- The Washington Times - Tuesday, October 21, 2008

The White House dropped its opposition to a second stimulus bill Monday after Federal Reserve Chairman Ben S. Bernanke urged Congress to pass legislation to counter what he said could be a long and deep downturn in the economy.

House Speaker Nancy Pelosi, California Democrat, has said Congress may convene after the Nov. 4 elections to pass a stimulus package of $150 billion to $300 billion that could include a second round of tax cuts as well as aid for state and local governments and the unemployed. With the White House’s assent Monday, House aides said the likelihood of such a lame-duck session increased considerably.

“We’re continuing to have conversations with members of Congress and we’re open to ideas that they would put forward … that would stimulate the economy and help us pull out of this downturn faster,” White House spokeswoman Dana Perino said within hours of Mr. Bernanke’s testimony before the House Budget Committee. “We’ll just have to see when Congress gets back, if they decide to move forward, what sort of package they want to draft into legislation.”

Mrs. Perino downplayed previous White House reluctance to pass a stimulus bill that could boost the already soaring budget deficit past $1 trillion this fiscal year.

“We’ve had an open mind about it, but what we are focused on right now is the urgent need to get [the $700 billion bank] rescue package implemented,” she told reporters traveling with Mr. Bush to Louisiana.

For weeks, the administration and congressional Republicans have been pushing alternatives they say would boost the economy, including drilling for oil and gas on the outer continental shelf and ratifying free-trade pacts with Panama, Colombia and South Korea.

Mrs. Perino expressed skepticism about whether the legislation Democrats are drafting would be effective. “We’ll see if it actually would stimulate the economy,” she said, adding that Mr. Bush would seek the advice of all his economic advisers. “Obviously, Ben Bernanke is a key one.”

The Democratic plan would increase federal spending on infrastructure, food stamps, unemployment insurance and health care for the poor.

Democrats have touted funding for building projects in particular as a way to re-employ thousands of construction workers who have been laid off because of the slump in housing and real estate.

In addition, the credit crunch has endangered state and local financing of many projects, forcing them to cancel or postpone them.

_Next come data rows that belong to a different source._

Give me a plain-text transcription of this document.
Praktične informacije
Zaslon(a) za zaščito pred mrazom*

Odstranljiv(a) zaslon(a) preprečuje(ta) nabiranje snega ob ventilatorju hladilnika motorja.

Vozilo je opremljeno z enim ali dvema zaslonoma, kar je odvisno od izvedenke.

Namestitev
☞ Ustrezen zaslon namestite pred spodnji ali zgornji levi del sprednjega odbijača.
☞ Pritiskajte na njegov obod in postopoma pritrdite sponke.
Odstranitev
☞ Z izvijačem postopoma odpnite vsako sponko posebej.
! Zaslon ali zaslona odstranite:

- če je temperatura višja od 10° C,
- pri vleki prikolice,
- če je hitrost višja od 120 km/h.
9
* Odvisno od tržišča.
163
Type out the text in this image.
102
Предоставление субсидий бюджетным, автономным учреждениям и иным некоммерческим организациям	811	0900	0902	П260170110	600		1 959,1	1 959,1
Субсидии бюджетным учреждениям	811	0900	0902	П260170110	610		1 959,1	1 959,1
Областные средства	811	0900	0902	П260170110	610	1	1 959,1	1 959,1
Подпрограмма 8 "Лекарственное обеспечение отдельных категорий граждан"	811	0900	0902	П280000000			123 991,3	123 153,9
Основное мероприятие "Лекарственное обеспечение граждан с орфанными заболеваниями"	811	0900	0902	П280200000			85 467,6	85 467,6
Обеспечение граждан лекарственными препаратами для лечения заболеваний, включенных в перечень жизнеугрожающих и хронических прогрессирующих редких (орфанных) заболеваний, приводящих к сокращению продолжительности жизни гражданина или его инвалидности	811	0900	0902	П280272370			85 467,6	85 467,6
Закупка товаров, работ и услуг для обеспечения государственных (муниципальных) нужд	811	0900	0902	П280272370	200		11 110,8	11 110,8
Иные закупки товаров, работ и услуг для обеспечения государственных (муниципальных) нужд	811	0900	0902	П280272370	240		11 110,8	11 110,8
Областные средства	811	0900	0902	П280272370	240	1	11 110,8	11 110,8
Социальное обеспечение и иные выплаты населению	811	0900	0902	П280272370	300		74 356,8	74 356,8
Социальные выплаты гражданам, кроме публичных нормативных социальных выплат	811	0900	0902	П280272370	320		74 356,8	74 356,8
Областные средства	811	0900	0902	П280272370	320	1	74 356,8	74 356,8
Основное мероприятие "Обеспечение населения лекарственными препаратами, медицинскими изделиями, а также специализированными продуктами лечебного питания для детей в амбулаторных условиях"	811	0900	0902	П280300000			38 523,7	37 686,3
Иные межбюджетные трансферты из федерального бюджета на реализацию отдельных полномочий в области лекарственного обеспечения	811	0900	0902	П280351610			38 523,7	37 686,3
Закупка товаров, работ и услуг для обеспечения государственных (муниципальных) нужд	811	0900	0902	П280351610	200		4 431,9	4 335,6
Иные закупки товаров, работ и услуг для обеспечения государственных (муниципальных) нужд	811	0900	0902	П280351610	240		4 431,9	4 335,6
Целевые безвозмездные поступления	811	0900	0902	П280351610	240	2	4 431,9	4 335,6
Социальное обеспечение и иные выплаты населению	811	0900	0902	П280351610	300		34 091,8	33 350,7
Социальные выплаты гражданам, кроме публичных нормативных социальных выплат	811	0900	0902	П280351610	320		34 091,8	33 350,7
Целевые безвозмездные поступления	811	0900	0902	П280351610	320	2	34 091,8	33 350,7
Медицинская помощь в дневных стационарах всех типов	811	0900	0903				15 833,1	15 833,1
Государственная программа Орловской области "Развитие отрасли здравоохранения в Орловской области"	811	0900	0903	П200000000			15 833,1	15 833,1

The Washington Metropolitan Airports Authority last month postponed $3 billion of spending on airport expansion because of difficulties obtaining financing.

Mr. Bernanke did not endorse specific proposals, but he encouraged Democrats who want to fund building projects as long as they target projects that are ready to go and can provide an immediate boost to the economy.

Rep. Paul D. Ryan, Wisconsin Republican and ranking member of the House Budget Committee, attacked that idea. Like the White House, congressional Republicans have criticized the infrastructure proposals in the past, saying the funding would not flow quickly enough into the economy because spending on building projects typically trickles out slowly over several years.

Mr. Ryan called the Democratic plan “a bloated $300 billion stimulus,” and noted congressional estimates that the federal deficit will top $750 billion this year. He also said the plan provides no lasting help for the economy.

“We see time and again that these temporary fiscal spending packages simply provide one or two quarters of ‘pop’ before the economy simply reverts to its pre-stimulus trend,” he said. “Short-term actions like stimulus do not grow the economic pie, they simply transfer funds from one part of the economy to another.”

Mr. Bernanke declined to say how big the package should be - only that it should be “significant” - and should be designed to stimulate growth immediately. While increasing the budget deficit is “unavoidable” in the short term, he said, Congress should try to limit the impact of the bill on the deficit over the long term.

“With the economy likely to be weak for several quarters, and with some risk of a protracted slowdown, consideration of a fiscal package by the Congress at this juncture seems appropriate,” he said. But he stressed that Congress should not abandon all fiscal discipline in its attempts to prop up the economy.

Mr. Bernanke made a strong pitch for including in the bill help for homeowners, consumers and businesses that are having trouble securing loans, and he mentioned specific proposals. Congress might consider loan guarantees or partial guarantees, he said, as well as tax credits for home purchases and paying guarantee fees charged by Fannie Mae and Freddie Mac on behalf of homebuyers.

“The extraordinary tightening in credit conditions has played a central role in the slowdown thus far and could be an important factor delaying the recovery,” he said. “If the Congress proceeds with a fiscal package, it should consider including measures to help improve access to credit by consumers, homebuyers, businesses and other borrowers.”

Separately Monday, Treasury Secretary Henry M. Paulson Jr. said he did not expect the bank rescue plan to add to the deficit.

“This is an investment, not an expenditure, and there is no reason to expect this program will cost taxpayers anything,” he said at a Treasury Department briefing on the program.

David R. Sands and Sean Lengell contributed to this report.